Truss Quits Amid Tory Rebellion, Financial Turmoil
Just a day earlier she had vowed to stay in power, saying she was ‘a fighter and not a quitter.’ The opposition Labor party is calling for a general election.
LONDON — Prime Minister Truss has resigned — bowing to the inevitable after a tumultuous six-week term in which her policies triggered turmoil in financial markets and a rebellion in her party obliterated her authority.
She said “I cannot deliver the mandate on which I was elected.”
Just a day earlier Ms. Truss had vowed to stay in power, saying she was “a fighter and not a quitter.”
Yet Ms. Truss left Thursday after she was forced to abandon many of her economic policies and lost control of Conservative Party discipline.
Her departure leaves a divided party seeking a leader who can unify its warring factions.

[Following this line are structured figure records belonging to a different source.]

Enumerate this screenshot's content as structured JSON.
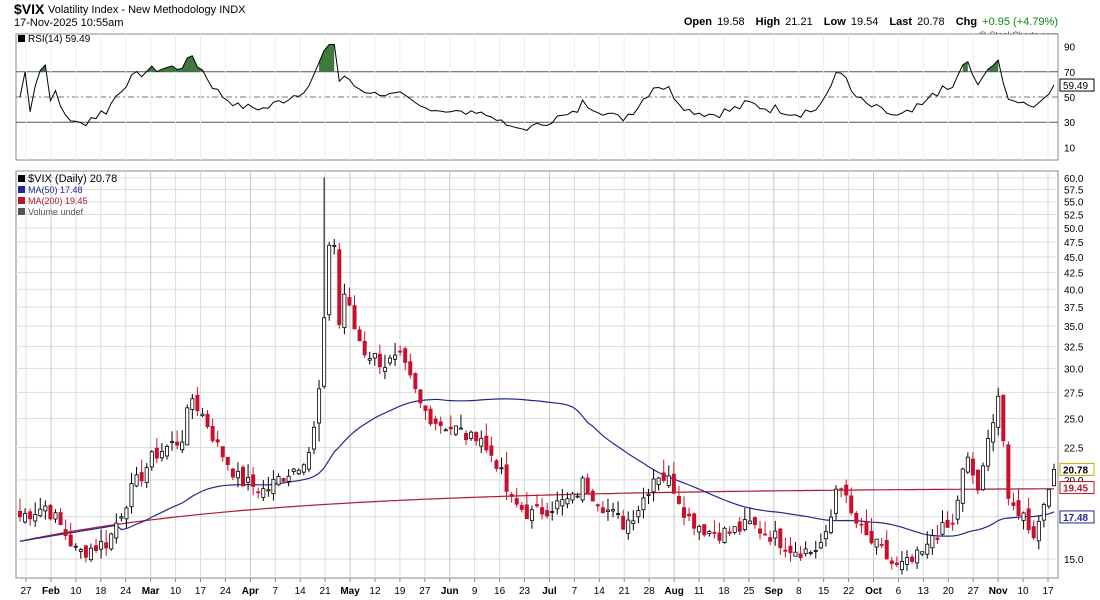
{
  "header": {
    "symbol": "$VIX",
    "name": "Volatility Index - New Methodology  INDX",
    "datetime": "17-Nov-2025 10:55am",
    "open_label": "Open",
    "open": "19.58",
    "high_label": "High",
    "high": "21.21",
    "low_label": "Low",
    "low": "19.54",
    "last_label": "Last",
    "last": "20.78",
    "chg_label": "Chg",
    "chg": "+0.95 (+4.79%)",
    "credit": "@ StockCharts.com"
  },
  "rsi_panel": {
    "legend": "RSI(14) 59.49",
    "ticks": [
      "90",
      "70",
      "50",
      "30",
      "10"
    ],
    "current": "59.49"
  },
  "price_panel": {
    "legend": [
      {
        "text": "$VIX (Daily) 20.78",
        "color": "#000000"
      },
      {
        "text": "MA(50) 17.48",
        "color": "#1f2a8c"
      },
      {
        "text": "MA(200) 19.45",
        "color": "#b0182b"
      },
      {
        "text": "Volume undef",
        "color": "#555555"
      }
    ],
    "ticks": [
      "60.0",
      "57.5",
      "55.0",
      "52.5",
      "50.0",
      "47.5",
      "45.0",
      "42.5",
      "40.0",
      "37.5",
      "35.0",
      "32.5",
      "30.0",
      "27.5",
      "25.0",
      "22.5",
      "20.0",
      "17.5",
      "15.0"
    ],
    "last_box": "20.78",
    "ma200_box": "19.45",
    "ma50_box": "17.48"
  },
  "x_ticks": [
    "27",
    "Feb",
    "10",
    "18",
    "24",
    "Mar",
    "10",
    "17",
    "24",
    "Apr",
    "7",
    "14",
    "21",
    "May",
    "12",
    "19",
    "27",
    "Jun",
    "9",
    "16",
    "23",
    "Jul",
    "7",
    "14",
    "21",
    "28",
    "Aug",
    "11",
    "18",
    "25",
    "Sep",
    "8",
    "15",
    "22",
    "Oct",
    "6",
    "13",
    "20",
    "27",
    "Nov",
    "10",
    "17"
  ],
  "colors": {
    "up": "#ffffff",
    "down": "#c8102e",
    "ma50": "#1f2a8c",
    "ma200": "#b0182b",
    "grid": "#dddddd",
    "rsi_fill": "#3d7a3d"
  },
  "chart_data": {
    "type": "candlestick",
    "title": "$VIX Volatility Index - New Methodology INDX",
    "x_range": [
      "27-Jan-2025",
      "17-Nov-2025"
    ],
    "y_scale": "log",
    "ylim": [
      14,
      62
    ],
    "ohlc_approx": [
      {
        "x": "Jan 27",
        "c": 17.9
      },
      {
        "x": "Feb 3",
        "c": 18.6
      },
      {
        "x": "Feb 10",
        "c": 15.4
      },
      {
        "x": "Feb 18",
        "c": 15.6
      },
      {
        "x": "Feb 24",
        "c": 19.6
      },
      {
        "x": "Mar 3",
        "c": 23.5
      },
      {
        "x": "Mar 10",
        "c": 27.9
      },
      {
        "x": "Mar 17",
        "c": 19.3
      },
      {
        "x": "Mar 24",
        "c": 21.6
      },
      {
        "x": "Mar 31",
        "c": 21.8
      },
      {
        "x": "Apr 4",
        "c": 45.3
      },
      {
        "x": "Apr 8",
        "c": 52.3
      },
      {
        "x": "Apr 9",
        "c": 33.6
      },
      {
        "x": "Apr 14",
        "c": 30.1
      },
      {
        "x": "Apr 21",
        "c": 33.8
      },
      {
        "x": "Apr 28",
        "c": 24.7
      },
      {
        "x": "May 5",
        "c": 23.5
      },
      {
        "x": "May 12",
        "c": 17.2
      },
      {
        "x": "May 19",
        "c": 18.1
      },
      {
        "x": "May 27",
        "c": 19.6
      },
      {
        "x": "Jun 2",
        "c": 17.7
      },
      {
        "x": "Jun 9",
        "c": 16.9
      },
      {
        "x": "Jun 16",
        "c": 20.6
      },
      {
        "x": "Jun 23",
        "c": 19.5
      },
      {
        "x": "Jul 7",
        "c": 16.6
      },
      {
        "x": "Jul 14",
        "c": 16.4
      },
      {
        "x": "Jul 21",
        "c": 15.4
      },
      {
        "x": "Jul 28",
        "c": 15.9
      },
      {
        "x": "Aug 1",
        "c": 20.4
      },
      {
        "x": "Aug 11",
        "c": 15.1
      },
      {
        "x": "Aug 18",
        "c": 14.2
      },
      {
        "x": "Aug 25",
        "c": 15.4
      },
      {
        "x": "Sep 8",
        "c": 15.3
      },
      {
        "x": "Sep 15",
        "c": 15.9
      },
      {
        "x": "Sep 22",
        "c": 16.4
      },
      {
        "x": "Oct 6",
        "c": 16.4
      },
      {
        "x": "Oct 10",
        "c": 21.7
      },
      {
        "x": "Oct 16",
        "c": 25.3
      },
      {
        "x": "Oct 20",
        "c": 18.2
      },
      {
        "x": "Oct 27",
        "c": 16.9
      },
      {
        "x": "Nov 4",
        "c": 19.0
      },
      {
        "x": "Nov 10",
        "c": 17.6
      },
      {
        "x": "Nov 14",
        "c": 19.8
      },
      {
        "x": "Nov 17",
        "c": 20.78
      }
    ],
    "series": [
      {
        "name": "MA(50)",
        "last": 17.48
      },
      {
        "name": "MA(200)",
        "last": 19.45
      },
      {
        "name": "RSI(14)",
        "last": 59.49
      }
    ]
  }
}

A growing number of lawmakers had called for Ms. Truss to resign after weeks of turmoil sparked by her pro-growth, supply-side economic plan.
The plan, unveiled by the government last month, triggered financial turmoil and a political crisis that has seen the replacement of Ms. Truss’ Treasury chief, multiple policy U-turns and a breakdown of discipline in the governing Conservative Party.

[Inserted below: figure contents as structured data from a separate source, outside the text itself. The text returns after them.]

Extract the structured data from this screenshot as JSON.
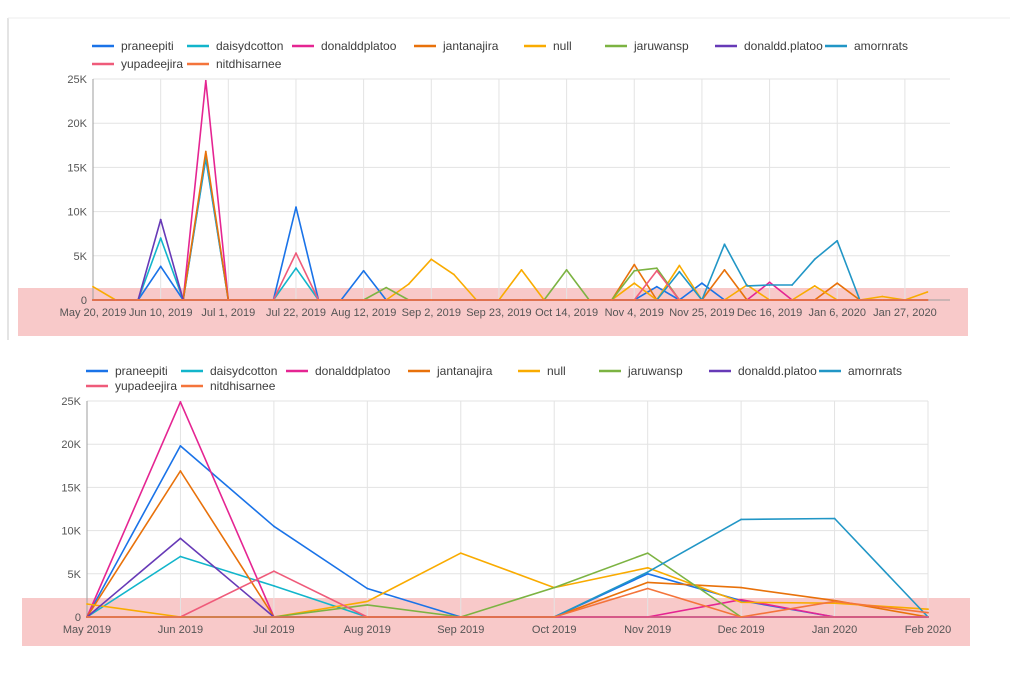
{
  "colors": {
    "praneepiti": "#1a73e8",
    "daisydcotton": "#12b5cb",
    "donalddplatoo": "#e52592",
    "jantanajira": "#e8710a",
    "null": "#f9ab00",
    "jaruwansp": "#7cb342",
    "donaldd.platoo": "#673ab7",
    "amornrats": "#2196c6",
    "yupadeejira": "#ef5b7a",
    "nitdhisarnee": "#f4743b",
    "highlight": "#f8c9c9",
    "grid": "#e3e3e3",
    "axis": "#9e9e9e",
    "text": "#555555"
  },
  "legend": [
    "praneepiti",
    "daisydcotton",
    "donalddplatoo",
    "jantanajira",
    "null",
    "jaruwansp",
    "donaldd.platoo",
    "amornrats",
    "yupadeejira",
    "nitdhisarnee"
  ],
  "chart_data": [
    {
      "type": "line",
      "title": "",
      "xlabel": "",
      "ylabel": "",
      "ylim": [
        0,
        25000
      ],
      "yticks": [
        "0",
        "5K",
        "10K",
        "15K",
        "20K",
        "25K"
      ],
      "grid": true,
      "legend_position": "top",
      "x_ticks": [
        "May 20, 2019",
        "Jun 10, 2019",
        "Jul 1, 2019",
        "Jul 22, 2019",
        "Aug 12, 2019",
        "Sep 2, 2019",
        "Sep 23, 2019",
        "Oct 14, 2019",
        "Nov 4, 2019",
        "Nov 25, 2019",
        "Dec 16, 2019",
        "Jan 6, 2020",
        "Jan 27, 2020"
      ],
      "x": [
        "2019-05-20",
        "2019-05-27",
        "2019-06-03",
        "2019-06-10",
        "2019-06-17",
        "2019-06-24",
        "2019-07-01",
        "2019-07-08",
        "2019-07-15",
        "2019-07-22",
        "2019-07-29",
        "2019-08-05",
        "2019-08-12",
        "2019-08-19",
        "2019-08-26",
        "2019-09-02",
        "2019-09-09",
        "2019-09-16",
        "2019-09-23",
        "2019-09-30",
        "2019-10-07",
        "2019-10-14",
        "2019-10-21",
        "2019-10-28",
        "2019-11-04",
        "2019-11-11",
        "2019-11-18",
        "2019-11-25",
        "2019-12-02",
        "2019-12-09",
        "2019-12-16",
        "2019-12-23",
        "2019-12-30",
        "2020-01-06",
        "2020-01-13",
        "2020-01-20",
        "2020-01-27",
        "2020-02-03"
      ],
      "series": [
        {
          "name": "praneepiti",
          "values": [
            0,
            0,
            0,
            3800,
            0,
            16000,
            0,
            0,
            0,
            10500,
            0,
            0,
            3300,
            0,
            0,
            0,
            0,
            0,
            0,
            0,
            0,
            0,
            0,
            0,
            0,
            1500,
            0,
            1900,
            0,
            0,
            0,
            0,
            0,
            0,
            0,
            0,
            0,
            0
          ]
        },
        {
          "name": "daisydcotton",
          "values": [
            0,
            0,
            0,
            7000,
            0,
            16200,
            0,
            0,
            0,
            3600,
            0,
            0,
            0,
            0,
            0,
            0,
            0,
            0,
            0,
            0,
            0,
            0,
            0,
            0,
            0,
            0,
            0,
            0,
            0,
            0,
            0,
            0,
            0,
            0,
            0,
            0,
            0,
            0
          ]
        },
        {
          "name": "donalddplatoo",
          "values": [
            0,
            0,
            0,
            0,
            0,
            24800,
            0,
            0,
            0,
            0,
            0,
            0,
            0,
            0,
            0,
            0,
            0,
            0,
            0,
            0,
            0,
            0,
            0,
            0,
            0,
            0,
            0,
            0,
            0,
            0,
            2000,
            0,
            0,
            0,
            0,
            0,
            0,
            0
          ]
        },
        {
          "name": "jantanajira",
          "values": [
            0,
            0,
            0,
            0,
            0,
            16800,
            0,
            0,
            0,
            0,
            0,
            0,
            0,
            0,
            0,
            0,
            0,
            0,
            0,
            0,
            0,
            0,
            0,
            0,
            4000,
            0,
            0,
            0,
            3400,
            0,
            0,
            0,
            0,
            1900,
            0,
            0,
            0,
            0
          ]
        },
        {
          "name": "null",
          "values": [
            1500,
            0,
            0,
            0,
            0,
            0,
            0,
            0,
            0,
            0,
            0,
            0,
            0,
            0,
            1800,
            4600,
            2900,
            0,
            0,
            3400,
            0,
            0,
            0,
            0,
            1900,
            0,
            3900,
            0,
            0,
            1700,
            0,
            0,
            1600,
            0,
            0,
            400,
            0,
            900
          ]
        },
        {
          "name": "jaruwansp",
          "values": [
            0,
            0,
            0,
            0,
            0,
            0,
            0,
            0,
            0,
            0,
            0,
            0,
            0,
            1400,
            0,
            0,
            0,
            0,
            0,
            0,
            0,
            3400,
            0,
            0,
            3300,
            3600,
            0,
            0,
            0,
            0,
            0,
            0,
            0,
            0,
            0,
            0,
            0,
            0
          ]
        },
        {
          "name": "donaldd.platoo",
          "values": [
            0,
            0,
            0,
            9100,
            0,
            0,
            0,
            0,
            0,
            0,
            0,
            0,
            0,
            0,
            0,
            0,
            0,
            0,
            0,
            0,
            0,
            0,
            0,
            0,
            0,
            0,
            0,
            0,
            0,
            0,
            0,
            0,
            0,
            0,
            0,
            0,
            0,
            0
          ]
        },
        {
          "name": "amornrats",
          "values": [
            0,
            0,
            0,
            0,
            0,
            0,
            0,
            0,
            0,
            0,
            0,
            0,
            0,
            0,
            0,
            0,
            0,
            0,
            0,
            0,
            0,
            0,
            0,
            0,
            0,
            0,
            3200,
            0,
            6300,
            1600,
            1700,
            1700,
            4600,
            6700,
            0,
            0,
            0,
            0
          ]
        },
        {
          "name": "yupadeejira",
          "values": [
            0,
            0,
            0,
            0,
            0,
            0,
            0,
            0,
            0,
            5300,
            0,
            0,
            0,
            0,
            0,
            0,
            0,
            0,
            0,
            0,
            0,
            0,
            0,
            0,
            0,
            3300,
            0,
            0,
            0,
            0,
            0,
            0,
            0,
            0,
            0,
            0,
            0,
            0
          ]
        },
        {
          "name": "nitdhisarnee",
          "values": [
            0,
            0,
            0,
            0,
            0,
            0,
            0,
            0,
            0,
            0,
            0,
            0,
            0,
            0,
            0,
            0,
            0,
            0,
            0,
            0,
            0,
            0,
            0,
            0,
            0,
            0,
            0,
            0,
            0,
            0,
            0,
            0,
            0,
            0,
            0,
            0,
            0,
            0
          ]
        }
      ]
    },
    {
      "type": "line",
      "title": "",
      "xlabel": "",
      "ylabel": "",
      "ylim": [
        0,
        25000
      ],
      "yticks": [
        "0",
        "5K",
        "10K",
        "15K",
        "20K",
        "25K"
      ],
      "grid": true,
      "legend_position": "top",
      "categories": [
        "May 2019",
        "Jun 2019",
        "Jul 2019",
        "Aug 2019",
        "Sep 2019",
        "Oct 2019",
        "Nov 2019",
        "Dec 2019",
        "Jan 2020",
        "Feb 2020"
      ],
      "series": [
        {
          "name": "praneepiti",
          "values": [
            0,
            19800,
            10500,
            3300,
            0,
            0,
            5000,
            1900,
            0,
            0
          ]
        },
        {
          "name": "daisydcotton",
          "values": [
            0,
            7000,
            3600,
            0,
            0,
            0,
            0,
            0,
            0,
            0
          ]
        },
        {
          "name": "donalddplatoo",
          "values": [
            0,
            24900,
            0,
            0,
            0,
            0,
            0,
            2000,
            0,
            0
          ]
        },
        {
          "name": "jantanajira",
          "values": [
            0,
            16900,
            0,
            0,
            0,
            0,
            4000,
            3400,
            1900,
            0
          ]
        },
        {
          "name": "null",
          "values": [
            1500,
            0,
            0,
            1800,
            7400,
            3400,
            5700,
            1700,
            1600,
            900
          ]
        },
        {
          "name": "jaruwansp",
          "values": [
            0,
            0,
            0,
            1400,
            0,
            3400,
            7400,
            0,
            0,
            0
          ]
        },
        {
          "name": "donaldd.platoo",
          "values": [
            0,
            9100,
            0,
            0,
            0,
            0,
            0,
            0,
            0,
            0
          ]
        },
        {
          "name": "amornrats",
          "values": [
            0,
            0,
            0,
            0,
            0,
            0,
            5200,
            11300,
            11400,
            0
          ]
        },
        {
          "name": "yupadeejira",
          "values": [
            0,
            0,
            5300,
            0,
            0,
            0,
            0,
            0,
            0,
            0
          ]
        },
        {
          "name": "nitdhisarnee",
          "values": [
            0,
            0,
            0,
            0,
            0,
            0,
            3300,
            0,
            1800,
            500
          ]
        }
      ]
    }
  ]
}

Earlier, a Conservative lawmaker, Simon Hoare, said the government was in disarray.
“Nobody has a route plan. It’s all sort of hand-to-hand fighting on a day-to-day basis,” he told the BBC on Thursday. He said Ms. Truss had “about 12 hours” to turn the situation around.
Ms. Truss had held a hastily arranged meeting in her 10 Downing Street office with a senior Conservative lawmaker who oversees leadership challenges, Graham Brady. Mr. Brady was tasked with assessing whether the prime minister still has the support of Tory members of Parliament — and it seemed she did not.
A growing number of Conservative members of Parliament had called Thursday for her to step down and end the chaos.
“It’s time for the prime minister to go,” lawmaker Miriam Cates said. Another, Steve Double, said of Ms. Truss: “She isn’t up to the job, sadly.” Legislator Ruth Edwards said “it is not responsible for the party to allow her to remain in power.”
Lawmakers’ anger grew after a Wednesday evening vote over fracking for shale gas — a practice that Truss wants to resume despite opposition from many Conservatives — produced chaotic scenes in Parliament.
With Conservatives holding a large parliamentary majority, an opposition call for a fracking ban was easily defeated. But there were displays of anger in the House of Commons, with party whips accused of using heavy-handed tactics to gain votes.
A lawmaker from the opposition Labour Party, Chris Bryant, said he “saw members being physically manhandled … and being bullied.” Conservative officials denied there was manhandling.
Rumors swirled that the Conservative Chief Whip, Wendy Morton, who is responsible for party discipline, and her deputy had resigned. Hours later, Ms. Truss’ office said both remained in their jobs.
Newspapers that usually support the Conservatives were vitriolic. An editorial in the Daily Mail was headlined: “The wheels have come off the Tory clown car.”
The International Trade secretary, Anne-Marie Trevelyan, sent onto the airwaves Thursday morning to defend the government, insisted the administration was providing “stability.” But she was unable to guarantee Ms. Truss would lead the party into the next election.
“At the moment, I think that’s the case,” she said.
With opinion polls giving the Labor Party a large and growing lead, many Conservatives now contend their only hope of avoiding electoral oblivion is to replace Ms. Truss. But they were divided about how to get rid of her, and over who should replace her.
The party is keen to avoid another divisive leadership contest like the race a few months ago that saw Ms. Truss defeat the ex-Treasury chief, Rishi Sunak. Among potential replacements — if only Conservative lawmakers can agree — are Mr. Sunak, the House of Commons leader, Penny Mordaunt, and the newly appointed Treasury chief, Jeremy Hunt.
A national election doesn’t have to be held until 2024.
Speaking to lawmakers for the first time since her economic policy reversal, Ms. Truss apologized Wednesday and admitted she had made mistakes during her six weeks in office, but insisted that by changing course she had “taken responsibility and made the right decisions in the interest of the country’s economic stability.”
Opposition lawmakers shouted “Resign!” as she spoke in the House of Commons.
The Labor Party leader, Sir Keir Starmer, accused the Conservatives of lacking “the basic patriotic duty to keep the British people out of their own pathetic squabbles.”
He said that amid a worsening a cost-of-living crisis, “Britain cannot afford the chaos of the Conservatives anymore. We need a general election now.”